My approach is to read the lines in using file.readlines(), then convert that list of line strings into a numpy array as follows - file.readlines() part omitted for testing.
Don't do that. This entire process is much more complex than necessary. Keep reading.
tmp = lines_array.tobytes().decode('ascii')

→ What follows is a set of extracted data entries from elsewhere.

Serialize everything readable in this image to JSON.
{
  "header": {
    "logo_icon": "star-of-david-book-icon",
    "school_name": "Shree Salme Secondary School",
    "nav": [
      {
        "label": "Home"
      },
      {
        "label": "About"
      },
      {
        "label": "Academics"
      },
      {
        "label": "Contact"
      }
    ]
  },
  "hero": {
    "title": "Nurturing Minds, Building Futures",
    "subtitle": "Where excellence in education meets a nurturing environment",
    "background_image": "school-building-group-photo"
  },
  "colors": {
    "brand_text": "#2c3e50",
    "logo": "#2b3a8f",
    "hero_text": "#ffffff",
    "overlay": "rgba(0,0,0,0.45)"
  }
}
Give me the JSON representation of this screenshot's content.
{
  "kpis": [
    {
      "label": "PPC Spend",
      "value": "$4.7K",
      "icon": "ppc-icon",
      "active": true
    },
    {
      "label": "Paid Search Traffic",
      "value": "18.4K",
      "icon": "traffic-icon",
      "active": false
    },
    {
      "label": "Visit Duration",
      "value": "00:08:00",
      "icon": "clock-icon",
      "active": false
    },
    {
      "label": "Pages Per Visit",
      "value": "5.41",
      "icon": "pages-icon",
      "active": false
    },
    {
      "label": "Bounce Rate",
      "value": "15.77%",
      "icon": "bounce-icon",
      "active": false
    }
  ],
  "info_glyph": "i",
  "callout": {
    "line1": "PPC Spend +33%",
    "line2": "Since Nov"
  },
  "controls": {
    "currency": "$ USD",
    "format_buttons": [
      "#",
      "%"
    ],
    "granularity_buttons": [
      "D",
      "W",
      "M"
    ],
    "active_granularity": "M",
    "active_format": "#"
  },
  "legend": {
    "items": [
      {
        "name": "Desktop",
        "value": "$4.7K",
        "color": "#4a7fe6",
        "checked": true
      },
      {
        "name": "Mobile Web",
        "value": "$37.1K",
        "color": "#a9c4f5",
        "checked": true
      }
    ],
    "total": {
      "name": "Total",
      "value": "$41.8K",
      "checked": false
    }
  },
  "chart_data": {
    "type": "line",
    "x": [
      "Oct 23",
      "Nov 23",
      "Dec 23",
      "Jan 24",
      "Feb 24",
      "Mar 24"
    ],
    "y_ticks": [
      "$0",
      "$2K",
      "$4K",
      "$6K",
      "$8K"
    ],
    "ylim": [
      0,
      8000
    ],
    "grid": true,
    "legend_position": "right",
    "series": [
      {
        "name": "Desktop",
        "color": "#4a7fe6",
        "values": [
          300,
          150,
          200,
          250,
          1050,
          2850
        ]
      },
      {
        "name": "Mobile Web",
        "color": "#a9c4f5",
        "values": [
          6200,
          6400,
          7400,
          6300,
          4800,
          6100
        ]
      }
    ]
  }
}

This just gives you the original contents of the file, which you could have gotten directly with .read() instead of .readlines().
from reading around I gather that "|S10" means that each element in the array is a 10 character string for which the endianness doesn't matter
Not quite; the elements are arrays (in the C sense) of 10 bytes each. They are not "strings"; they are raw data which is possibly interpreted as text.
The string '1 0 0 0 0\n', when encoded to bytes using the default encoding, uses 10 bytes. So do all the other strings in short_list. Thus, "array of 10 bytes" is a suitable dtype.
calling with the long list inserts several null characters \x00 at the end of each string which makes it harder to parse.
It does not insert "null characters"; it inserts null bytes (with a numeric value of 0). It does this because it takes 15 bytes to store the encoded representation of '14 0 0.5 0.5 0\n', and each element has to be the same size.
Keep in mind here that the symbol 0 in your text is translated into a single byte which does not have a numeric value of zero. It has a numeric value of 48.
Again: all these encoding and re-encoding steps are not useful - you could have just used the original data from the file, via .read() - all that .readlines() is helping you with is in determining the number of lines in the file.
But you do not either want or need to do any of that.
The logic you want is built directly into Numpy. You should have found this out for yourself by using a search engine.
You can directly ask Numpy to load the file for you, and you should do it that way: numpy.loadtxt('myfile.txt').